По щеке Омриваль скатилась слезинка.
– А вот этого не надо, – шепнул Клим, целуя ее губы. – Королеве плакать не положено.
– Что же мне делать без тебя?
– Как что? Правь! Ты владычица державы! Земли и народ в твоих руках, и ты за все в ответе. Лишь об одном прошу, – Клим опять ее поцеловал, – войну без меня не начинай. Война все же занятие мужское.
Омриваль выпрямилась, ее глаза сверкнули.
– Сделаю, как ты сказал. И буду ждать!
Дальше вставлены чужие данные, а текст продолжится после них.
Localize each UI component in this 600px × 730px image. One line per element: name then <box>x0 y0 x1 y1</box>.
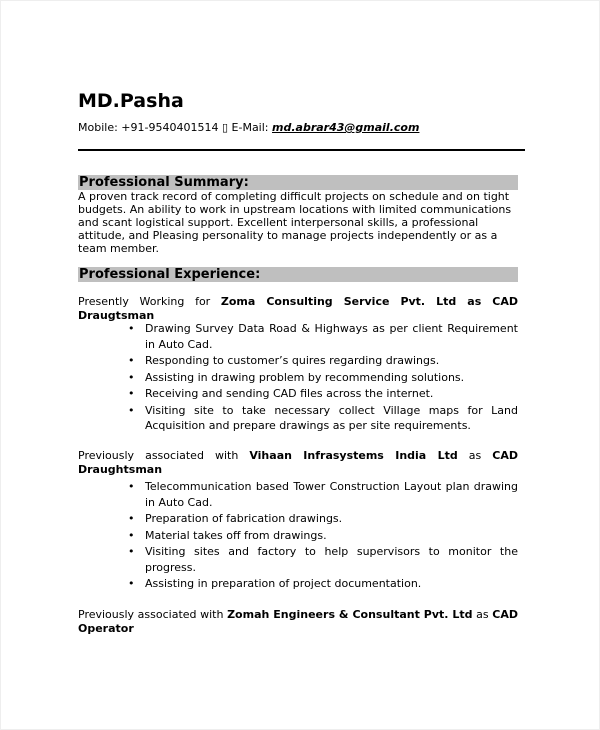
job-1-title <box>78 295 518 322</box>
mobile-label: Mobile: <box>78 121 122 134</box>
job-1-duties <box>128 321 518 435</box>
list-item: • Preparation of fabrication drawings. <box>128 511 518 527</box>
job-company: Vihaan Infrasystems India Ltd <box>249 449 458 462</box>
list-item: • Responding to customer’s quires regarding drawings. <box>128 353 518 369</box>
list-item: • Visiting site to take necessary collect Village maps for Land Acquisition and prepare drawings as per site requirements. <box>128 403 518 434</box>
list-item: • Assisting in preparation of project documentation. <box>128 576 518 592</box>
candidate-name: MD.Pasha <box>78 90 184 112</box>
job-company: Zoma Consulting Service Pvt. Ltd as CAD Draugtsman <box>78 295 518 322</box>
mobile-number: +91-9540401514 <box>121 121 219 134</box>
job-intro: Presently Working for <box>78 295 221 308</box>
summary-text: A proven track record of completing difficult projects on schedule and on tight budgets. An ability to work in upstream locations with limited communications and scant logistical support. Excellent interpersonal skills, a professional attitude, and Pleasing personality to manage projects independently or as a team member. <box>78 190 512 255</box>
job-intro: Previously associated with <box>78 608 228 621</box>
header-divider <box>78 149 525 151</box>
list-item: • Material takes off from drawings. <box>128 528 518 544</box>
job-2-duties <box>128 479 518 593</box>
job-3-title <box>78 608 518 635</box>
list-item: • Receiving and sending CAD files across the internet. <box>128 386 518 402</box>
list-item: • Telecommunication based Tower Construction Layout plan drawing in Auto Cad. <box>128 479 518 510</box>
list-item: • Drawing Survey Data Road & Highways as per client Requirement in Auto Cad. <box>128 321 518 352</box>
job-connector: as <box>472 608 493 621</box>
job-intro: Previously associated with <box>78 449 250 462</box>
experience-heading: Professional Experience: <box>78 267 518 282</box>
job-role: CAD Draughtsman <box>78 449 518 476</box>
contact-line <box>78 121 419 134</box>
summary-heading: Professional Summary: <box>78 175 518 190</box>
email-label: E-Mail: <box>231 121 269 134</box>
job-connector: as <box>457 449 493 462</box>
list-item: • Visiting sites and factory to help supervisors to monitor the progress. <box>128 544 518 575</box>
list-item: • Assisting in drawing problem by recommending solutions. <box>128 370 518 386</box>
job-2-title <box>78 449 518 476</box>
separator-glyph: ▯ <box>221 121 229 134</box>
job-company: Zomah Engineers & Consultant Pvt. Ltd <box>227 608 473 621</box>
email-link[interactable]: md.abrar43@gmail.com <box>272 121 420 134</box>
job-role: CAD Operator <box>78 608 518 635</box>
Ты мой король, а я твоя королева!
Улыбнувшись, Клим перебросил через плечо сапоги, погладил щечку спящего сына и спустился во двор. Спутники поджидали его у ворот – скоморох, прижимавший к животу торбу с припасами, и джинн Бахлул, который выглядывал из кармана Црыма. Что до хатуль мадана, тот спал в корзине, прикрыв морду пушистым хвостом, – видно, утомился после вчерашнего концерта.
Клим натянул сапоги. Они были чудовищного размера – даже засунутая в обуви нога в них болталась. Затем, не сходя с места, поднял корзину и кивнул шуту:
– Полезай на закорки и крепче держись. Не хотелось бы обронить тебя по дороге.
Шут взгромоздился ему на спину, и Клим крякнул – хоть гном, а увесистый. Впрочем, был он не тяжелее автомата и мешка с походной выкладкой.
Латники у замковых врат грохнули алебардами. Сегодня старшим у них был сир Олифант Беспощадный, его броня сверкала под утренним солнцем, развевались перья на шлеме, грозно топорщились шипастые наплечники. Он поднял меч, отдавая салют королю.